Orientalism by Edward Said (1978)

This book is a quintessential study of how Europeans harnessed art, literature, and science in the service of imperial projects through the use of stereotypes about the “Oriental Other.” This book revolutionized the study of postcolonial literature and its impact on the humanities and social sciences continues to this day. While focused specifically on imperialist impacts on Asia, North Africa, and the Middle East, many of the concepts raised in Orientalism can be applied to other postcolonial nations. This includes Western literature that flattens Indigenous people and history as “exotic,” “primitive,” and “unchanging.” This lens is useful for understanding both Achebe’s colonial and postcolonial writing.
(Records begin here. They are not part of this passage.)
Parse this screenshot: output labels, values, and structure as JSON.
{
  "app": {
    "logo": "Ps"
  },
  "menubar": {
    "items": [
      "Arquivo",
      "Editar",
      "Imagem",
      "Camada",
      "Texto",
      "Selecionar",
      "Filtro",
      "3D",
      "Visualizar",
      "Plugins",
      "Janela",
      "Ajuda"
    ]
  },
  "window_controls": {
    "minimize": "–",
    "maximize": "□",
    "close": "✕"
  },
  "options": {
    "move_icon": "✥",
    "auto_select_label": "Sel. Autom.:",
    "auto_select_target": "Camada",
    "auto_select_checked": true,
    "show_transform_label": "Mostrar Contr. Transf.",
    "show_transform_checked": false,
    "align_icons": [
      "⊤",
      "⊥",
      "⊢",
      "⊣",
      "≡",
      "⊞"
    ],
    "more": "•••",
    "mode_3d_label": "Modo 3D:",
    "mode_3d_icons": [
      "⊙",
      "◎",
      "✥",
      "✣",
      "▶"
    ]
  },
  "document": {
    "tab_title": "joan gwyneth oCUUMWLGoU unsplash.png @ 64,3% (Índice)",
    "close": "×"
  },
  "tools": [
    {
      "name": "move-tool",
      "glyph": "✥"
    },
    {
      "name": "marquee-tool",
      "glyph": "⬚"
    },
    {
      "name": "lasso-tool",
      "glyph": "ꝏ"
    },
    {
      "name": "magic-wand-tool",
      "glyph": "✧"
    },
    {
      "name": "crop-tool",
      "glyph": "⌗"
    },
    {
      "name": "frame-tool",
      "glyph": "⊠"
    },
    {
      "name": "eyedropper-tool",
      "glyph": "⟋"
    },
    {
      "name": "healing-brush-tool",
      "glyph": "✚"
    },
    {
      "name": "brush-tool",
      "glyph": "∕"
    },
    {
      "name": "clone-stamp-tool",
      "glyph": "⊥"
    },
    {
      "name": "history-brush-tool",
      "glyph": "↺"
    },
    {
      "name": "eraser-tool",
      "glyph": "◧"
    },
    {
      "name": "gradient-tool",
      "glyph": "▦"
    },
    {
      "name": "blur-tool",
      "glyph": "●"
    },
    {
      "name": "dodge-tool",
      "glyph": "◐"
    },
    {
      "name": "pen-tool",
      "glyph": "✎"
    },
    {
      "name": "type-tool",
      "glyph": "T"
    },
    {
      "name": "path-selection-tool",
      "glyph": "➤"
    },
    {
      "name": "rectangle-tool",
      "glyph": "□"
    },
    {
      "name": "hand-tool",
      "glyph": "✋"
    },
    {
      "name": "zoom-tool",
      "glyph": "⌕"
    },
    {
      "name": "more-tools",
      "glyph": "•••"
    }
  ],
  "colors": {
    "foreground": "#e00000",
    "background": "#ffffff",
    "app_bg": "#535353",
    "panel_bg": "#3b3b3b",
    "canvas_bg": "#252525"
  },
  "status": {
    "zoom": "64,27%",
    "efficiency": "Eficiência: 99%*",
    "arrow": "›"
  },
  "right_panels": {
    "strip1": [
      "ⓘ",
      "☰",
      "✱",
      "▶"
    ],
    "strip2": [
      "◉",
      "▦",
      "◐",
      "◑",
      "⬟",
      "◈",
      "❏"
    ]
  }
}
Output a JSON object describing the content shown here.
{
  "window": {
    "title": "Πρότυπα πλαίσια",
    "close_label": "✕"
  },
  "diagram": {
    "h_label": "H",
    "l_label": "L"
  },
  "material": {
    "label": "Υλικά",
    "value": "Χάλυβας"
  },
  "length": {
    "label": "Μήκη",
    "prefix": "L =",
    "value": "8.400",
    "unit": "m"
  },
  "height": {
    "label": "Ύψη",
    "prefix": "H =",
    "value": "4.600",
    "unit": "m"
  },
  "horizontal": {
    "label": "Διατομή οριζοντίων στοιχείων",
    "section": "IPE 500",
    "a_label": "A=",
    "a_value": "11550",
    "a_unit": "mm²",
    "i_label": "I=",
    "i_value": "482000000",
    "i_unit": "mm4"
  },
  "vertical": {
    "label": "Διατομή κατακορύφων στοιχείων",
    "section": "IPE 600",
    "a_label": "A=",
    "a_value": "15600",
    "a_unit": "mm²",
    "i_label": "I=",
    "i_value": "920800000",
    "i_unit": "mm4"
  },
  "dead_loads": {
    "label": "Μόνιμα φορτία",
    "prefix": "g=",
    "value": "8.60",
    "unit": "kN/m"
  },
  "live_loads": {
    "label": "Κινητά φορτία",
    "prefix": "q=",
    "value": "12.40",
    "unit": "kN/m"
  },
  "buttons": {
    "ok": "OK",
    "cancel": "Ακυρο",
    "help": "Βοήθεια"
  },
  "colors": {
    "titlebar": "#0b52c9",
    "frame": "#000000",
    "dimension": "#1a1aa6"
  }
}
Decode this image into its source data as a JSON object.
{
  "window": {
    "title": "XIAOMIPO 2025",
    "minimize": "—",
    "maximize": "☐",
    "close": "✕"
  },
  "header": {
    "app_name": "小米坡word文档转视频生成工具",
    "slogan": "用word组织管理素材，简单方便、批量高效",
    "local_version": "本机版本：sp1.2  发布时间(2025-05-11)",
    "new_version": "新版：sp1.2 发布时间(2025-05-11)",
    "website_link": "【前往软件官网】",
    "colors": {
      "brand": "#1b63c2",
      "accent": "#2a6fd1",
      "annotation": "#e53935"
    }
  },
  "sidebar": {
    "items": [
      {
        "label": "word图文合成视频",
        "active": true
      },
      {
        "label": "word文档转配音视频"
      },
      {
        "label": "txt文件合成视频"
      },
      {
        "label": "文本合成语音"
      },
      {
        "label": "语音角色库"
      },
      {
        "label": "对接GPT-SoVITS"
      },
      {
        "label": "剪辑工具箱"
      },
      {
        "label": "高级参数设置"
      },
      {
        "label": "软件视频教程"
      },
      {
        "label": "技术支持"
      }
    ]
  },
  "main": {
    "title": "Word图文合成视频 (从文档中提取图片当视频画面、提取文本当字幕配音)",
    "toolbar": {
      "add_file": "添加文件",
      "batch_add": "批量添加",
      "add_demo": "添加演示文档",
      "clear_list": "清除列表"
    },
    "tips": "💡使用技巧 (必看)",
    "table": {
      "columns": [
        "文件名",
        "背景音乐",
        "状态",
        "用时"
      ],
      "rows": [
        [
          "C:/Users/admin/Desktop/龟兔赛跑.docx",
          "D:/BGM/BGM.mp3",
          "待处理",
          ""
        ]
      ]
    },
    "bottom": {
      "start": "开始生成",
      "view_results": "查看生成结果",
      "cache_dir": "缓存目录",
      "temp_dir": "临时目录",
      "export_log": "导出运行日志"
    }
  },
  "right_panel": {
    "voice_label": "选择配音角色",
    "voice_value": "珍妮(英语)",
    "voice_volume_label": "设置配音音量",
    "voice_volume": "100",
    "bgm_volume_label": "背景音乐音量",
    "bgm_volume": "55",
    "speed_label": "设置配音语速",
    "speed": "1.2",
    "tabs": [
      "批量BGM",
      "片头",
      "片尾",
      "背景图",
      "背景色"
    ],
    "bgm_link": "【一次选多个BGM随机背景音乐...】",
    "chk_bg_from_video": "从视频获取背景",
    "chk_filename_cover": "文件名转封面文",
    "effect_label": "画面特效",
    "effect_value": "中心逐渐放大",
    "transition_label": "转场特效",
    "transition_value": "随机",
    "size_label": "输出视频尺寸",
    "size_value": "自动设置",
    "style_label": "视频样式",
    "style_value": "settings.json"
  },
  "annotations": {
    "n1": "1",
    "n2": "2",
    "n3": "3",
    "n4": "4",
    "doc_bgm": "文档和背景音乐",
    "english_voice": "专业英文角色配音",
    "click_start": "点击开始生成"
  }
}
“The African Writer and the English Language” by Chinua Achebe (1975)

In this essay, Achebe maps out his image of a “new” English that is capable of expressing the African experience through the use of Indigenous sayings, language, and syntax. This type of writing taps into oral storytelling traditions, for example, and produces a more authentic African voice in English language literature.

"An Image of Africa: Racism in Conrad’s Heart of Darkness" (1988)

Adapted from a speech given in 1975, this critical essay challenges the classic tale of colonial horrors by Joseph Conrad, revealing it to have racist underpinnings that previous critics overlooked or ignored.

Decolonising the Mind: The Politics of Language in African Literature by Ngũgĩ wa Thiong’o (1986)

This book-length study, part autobiography and part postcolonial criticism, is comprised of essays that respond to and, in a sense, rebut Achebe’s defense of using English as an African language. Thiong’o believes that writing in English furthered the colonization of Africa in the past and continues to support the neocolonial in the present.